The county is joined by a growing number of cities and counties throughout the state struggling just to pay annual benefit costs. Already, the largest agencies in the state are spending $14 billion a year in taxpayer funds to make the annual contributions for retiree benefits.
“The money that we’re spending on pension and other retiree costs is money that is not going to education, health care, public safety or infrastructure,” said Assemblyman Keith Richman, R-Granada Hills, a 2006 candidate for state treasurer.
On Sept. 8, Richman introduced Assembly Constitutional Amendment 23, which would require government employees hired after July 1, 2007, to enroll in a hybrid pension-401(k)-style plan or a 401(k) one, lowering new unfunded liabilities. The proposal would not eliminate any death or disability benefits and excludes overtime and the hundreds of bonuses public employees receive from pension calculations.
In his recent report, Passantino urged government agencies to pass charter reforms requiring voter approval of any future benefit increases – a requirement enacted in the 1870s in San Francisco, one of the few jurisdictions in the state with a pension fund surplus.
The city currently has a pension surplus of $924 million, joining the Los Angeles Department of Fire and Police Pensions and the University of California Retirement System among the few pension systems in the state in the black.
“Before approving any benefit increases, voters do it knowing expressly what the change is and how much it’s going to cost,” said Clare Murphy, executive director of the city’s retirement system.
Daniel J.B. Mitchell, a management and public policy professor at UCLA’s Anderson School of Management, said the UC Retirement System has been overfunded for years because any benefit improvement has to be pre-funded.
“You have to collect the money upfront,” Mitchell said. “If you are running a school district, city, county or mosquito-abatement district, if you don’t put money in at the time the liabilities are being incurred, you can get away with it for quite a while – but eventually the problem will come back to haunt you. It’s a question of taking a long-term perspective, which not every political leader necessarily does.”
Passantino’s study also urged governments to re-evaluate employee retirement ages, use long-term averaging to minimize volatile swings in the market, limit vacation time sell-back programs and avoid pension obligation bonds.
If bonds are issued, he urges imposing additional assessments on government employees to speed bond repayment.
Steven B. Frates, a senior fellow at the Rose Institute of State and Local Government at Claremont McKenna College, urged governments to stop paying their employees’ share of the pension contributions, a practice widespread throughout the state.
Frates also suggested that officials reduce lavish cost-of-living adjustments built into pension plans, which often allow pensions to rise higher than the rate of inflation.
In Illinois, which faces a $35 billion unfunded pension liability, D’Arcy – the university finance professor – said officials have moved to make pension enhancements temporary, giving officials time to see how the increases will affect funding ratios.

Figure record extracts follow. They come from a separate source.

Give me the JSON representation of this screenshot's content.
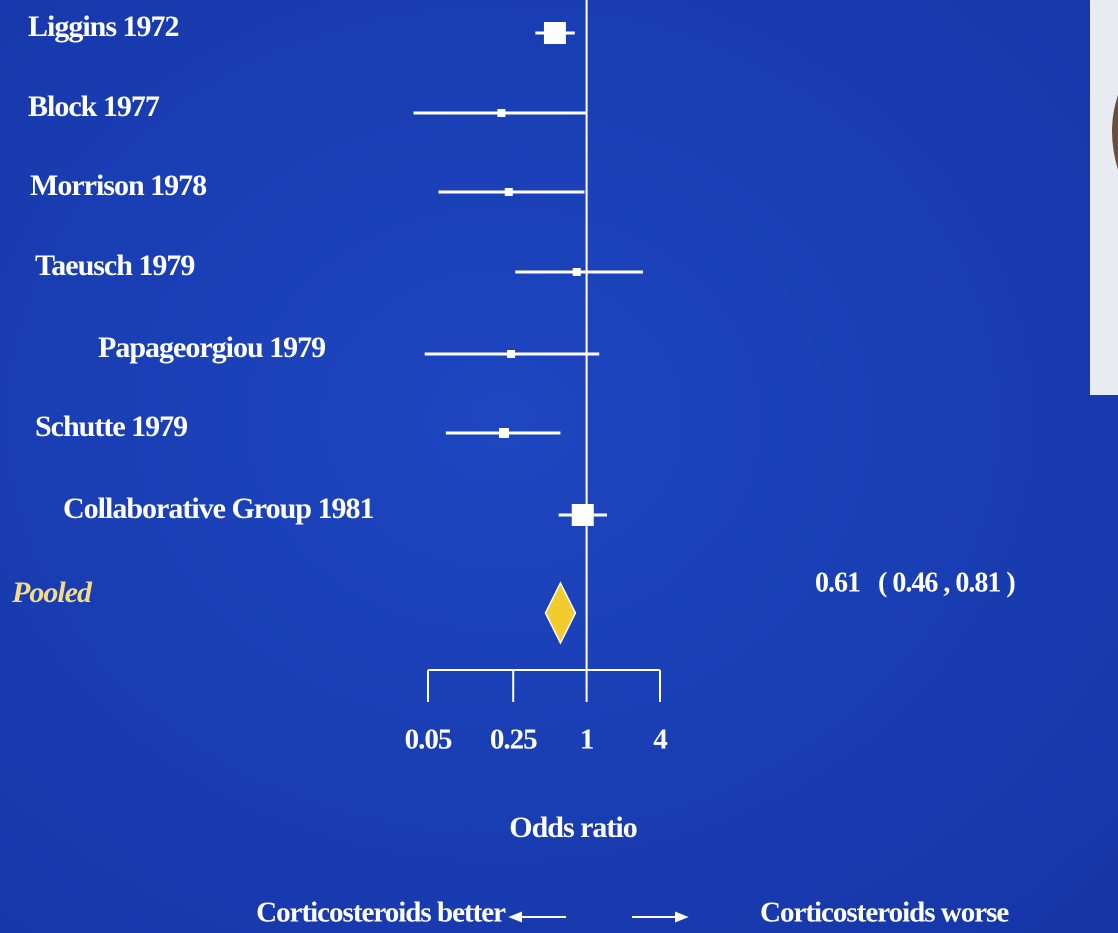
{
  "chart_data": {
    "type": "forest",
    "x_label": "Odds ratio",
    "log_scale": true,
    "xlim": [
      0.05,
      4
    ],
    "xticks": [
      0.05,
      0.25,
      1,
      4
    ],
    "reference_line": 1,
    "color": "#ffffff",
    "pooled_color": "#f2cc2c",
    "studies": [
      {
        "name": "Liggins 1972",
        "value": 0.55,
        "lower": 0.38,
        "upper": 0.8
      },
      {
        "name": "Block 1977",
        "value": 0.2,
        "lower": 0.038,
        "upper": 1.0
      },
      {
        "name": "Morrison 1978",
        "value": 0.23,
        "lower": 0.061,
        "upper": 0.96
      },
      {
        "name": "Taeusch 1979",
        "value": 0.83,
        "lower": 0.26,
        "upper": 2.9
      },
      {
        "name": "Papageorgiou 1979",
        "value": 0.24,
        "lower": 0.047,
        "upper": 1.27
      },
      {
        "name": "Schutte 1979",
        "value": 0.21,
        "lower": 0.07,
        "upper": 0.61
      },
      {
        "name": "Collaborative Group 1981",
        "value": 0.93,
        "lower": 0.59,
        "upper": 1.47
      }
    ],
    "pooled": {
      "name": "Pooled",
      "value": 0.61,
      "lower": 0.46,
      "upper": 0.81,
      "label": "0.61   ( 0.46 , 0.81 )"
    },
    "annotations": [
      "Corticosteroids  better",
      "Corticosteroids worse"
    ]
  }
}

Former Los Angeles Mayor Richard Riordan said most politicians are holding their breath, hoping some miracle – perhaps in the stock market – is going to solve the problem.
“What politician has the guts to take 5 percent of their budget for the next 30 years to add to their unfunded liabilities, taking it away from pay increases for their employees?” Riordan asked. “When you add to this the high-paying jobs that are leaving the state, other states that have lower taxes and less rules and regulations that interfere with business, the future does not look good.”